İstanbul Mahkemesi 22 Numaralı Sicil (H. 1107-1108 / M. 1695-1697) cilt: 57, sayfa: 264 Hüküm no: 166 Orijinal metin no: [57a-1] Bu defter İBB Kültür A.Ş. ve Medipol Üniversitesi Hukuk Fakültesi ortaklığı ile hazırlanmıştır.
Osman Reis b. İsmail’in un bedelinden alacağı olduğu iddiasıyla Sarbanbaşı Abdullah Ağa b.

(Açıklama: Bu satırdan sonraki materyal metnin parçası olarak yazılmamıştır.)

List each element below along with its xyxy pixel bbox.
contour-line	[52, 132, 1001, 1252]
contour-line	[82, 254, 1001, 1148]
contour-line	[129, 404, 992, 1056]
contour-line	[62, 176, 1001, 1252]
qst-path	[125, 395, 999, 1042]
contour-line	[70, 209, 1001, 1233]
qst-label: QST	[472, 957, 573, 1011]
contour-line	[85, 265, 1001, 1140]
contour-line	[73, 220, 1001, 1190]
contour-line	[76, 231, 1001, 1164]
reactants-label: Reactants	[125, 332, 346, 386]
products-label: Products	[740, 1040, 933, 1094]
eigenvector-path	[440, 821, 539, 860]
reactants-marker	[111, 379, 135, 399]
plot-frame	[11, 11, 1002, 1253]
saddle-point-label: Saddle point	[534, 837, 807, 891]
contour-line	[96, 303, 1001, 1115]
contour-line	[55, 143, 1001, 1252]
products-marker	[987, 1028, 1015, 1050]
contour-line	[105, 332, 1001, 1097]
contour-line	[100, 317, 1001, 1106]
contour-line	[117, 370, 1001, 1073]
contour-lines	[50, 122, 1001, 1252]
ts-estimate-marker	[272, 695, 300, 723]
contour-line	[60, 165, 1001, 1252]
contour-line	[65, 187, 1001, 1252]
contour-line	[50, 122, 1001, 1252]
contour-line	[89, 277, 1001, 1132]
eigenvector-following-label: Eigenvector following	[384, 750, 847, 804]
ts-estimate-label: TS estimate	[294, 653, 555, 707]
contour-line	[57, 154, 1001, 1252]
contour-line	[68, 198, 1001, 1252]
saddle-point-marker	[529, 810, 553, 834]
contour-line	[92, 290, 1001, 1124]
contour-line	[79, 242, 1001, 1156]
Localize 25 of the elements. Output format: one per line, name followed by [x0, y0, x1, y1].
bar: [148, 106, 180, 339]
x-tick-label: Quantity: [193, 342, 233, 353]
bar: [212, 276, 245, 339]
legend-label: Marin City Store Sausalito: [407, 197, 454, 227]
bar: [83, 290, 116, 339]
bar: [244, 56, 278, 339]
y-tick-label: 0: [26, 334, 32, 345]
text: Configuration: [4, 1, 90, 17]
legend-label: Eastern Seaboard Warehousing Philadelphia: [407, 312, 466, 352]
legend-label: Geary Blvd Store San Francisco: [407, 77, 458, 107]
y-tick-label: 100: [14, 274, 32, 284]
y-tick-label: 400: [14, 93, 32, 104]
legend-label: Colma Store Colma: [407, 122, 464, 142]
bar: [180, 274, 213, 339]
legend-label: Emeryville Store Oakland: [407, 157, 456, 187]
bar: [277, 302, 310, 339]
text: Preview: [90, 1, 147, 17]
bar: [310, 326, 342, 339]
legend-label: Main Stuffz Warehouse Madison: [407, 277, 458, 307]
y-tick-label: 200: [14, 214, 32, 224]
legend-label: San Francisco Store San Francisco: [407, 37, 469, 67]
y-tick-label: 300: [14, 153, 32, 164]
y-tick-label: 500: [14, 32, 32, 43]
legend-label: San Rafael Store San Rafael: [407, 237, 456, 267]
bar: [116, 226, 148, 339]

Hüseyin’e açtığı davayı ispat ettiği
Fi’l-asl vilâyet-i Rumeli’nde kasaba-i Rusçuk sâkinlerinden olup hâlâ mahmiye-i İstanbul’da Aksaray kurbünde sâkin işbu râfi‘u’l-kitâb Osman Reis b. İsmail nâm kimesne meclis-i şer‘-i şerîf-i enverde hâlen Servânbaşı [Sarbanbaşı] olan Abdullah Ağa b. Hüseyin nâm kimesne mahzarında üzerine da‘vâ ve takrîr-i kelâm edip târih-i kitâbdan dört sene mukaddem mahrûse-i Belgrad’da beher on iki vakıyyesi bir guruşa olmak üzere üç bin dokuz yüz altmış vakıyye dakīki mezbûr Abdullah Ağa’ya üç yüz otuz guruşa bey‘ ve teslîm ol dahi nefsi’çün iştirâ ve kabûl ve tesellüm edip semen-i mezbûr zimmetinde bâkī kalmışidi hâlâ taleb ederim suâl olunsun dedikde gıbbe’s-suâl mezbûr Abdullah Ağa cevâbında müdde‘î-i mezbûr Osman’dan beher vakıyyesi bir guruşa zikrolunan dakīki târih-i mezbûrda Sarvânbaşı [Sarbanbaşı] olan Mustafa Ağa’ya ber-vech-i muharrer bey‘ edip (…) kâtibi olmağla kabzına memûr olan etbâ‘ına tevzî‘ etmişidim deyü kendi iştirâ ve kabzını inkâr edicek müdde‘î-i mezbûrdan müdde‘âsını mübeyyene beyyine taleb olundukda udûl-i Müslimînden ve târih-i mezbûrda mahrûse-i merkūmda ticâret üzere olup hâlâ mahmiye-i mezbûrede Hasır İskelesi kurbünde (…) Mustafa …? hânı demekle ma‘rûf hânda sâkin olan Şaban Çelebi b. Receb ve Âşık Paşa mahallesinde sâkin Mustafa b. İbrahim nâm kimesneler li-ecli’ş-şehâde meclis-i şer‘a hâzırân olup isre’l-istişhâd fi’l-hakīka târih-i kitâbdan dört sene mukaddem mahrûse-i Belgrad’da her on iki vakıyyesi bir guruşa olmak üzere müdde‘î-i mezbûr Osman Reis mülkü olan üç bin dokuz yüz altmış vakıyye dakīkini işbu mezbûr Abdullah Ağa’ya üç yüz otuz guruşa bey‘ ve teslîm edip mezbûr Abdullah Ağa kendi nefsi’çün bizim huzûrumuzda iştirâ ve kabûl ve tesellüm etmişidi biz bu husûsa bu vech üzere şâhidleriz şehâdet dahi ederiz deyü herbiri edâ-i şehâdet-i şer‘iye eylediklerinde gıbbe’t-ta‘dîl ve’t-tezkiye şehâdetleri makbûle olmağın mûcebiyle ba‘de’l-hükm ve’t-tenbîh mâ vaka‘a bi’t-taleb ketb olundu.
Fi’l-yevmi’l-hâdî aşer min-şehri Ramazani’l-mübârek sene [1]107
Şuhûdü’l-hâl: Mehmed Ağ b. <> İbrahim, el-Hâc Halil Efendi b. Mehmed, Mehmed Efendi b. Hüseyin, el-Hâc Mehmed Efendi b. ( ), es-Seyyid Mehmed Efendi b. Mustafa, Mustafa b. İbrahim.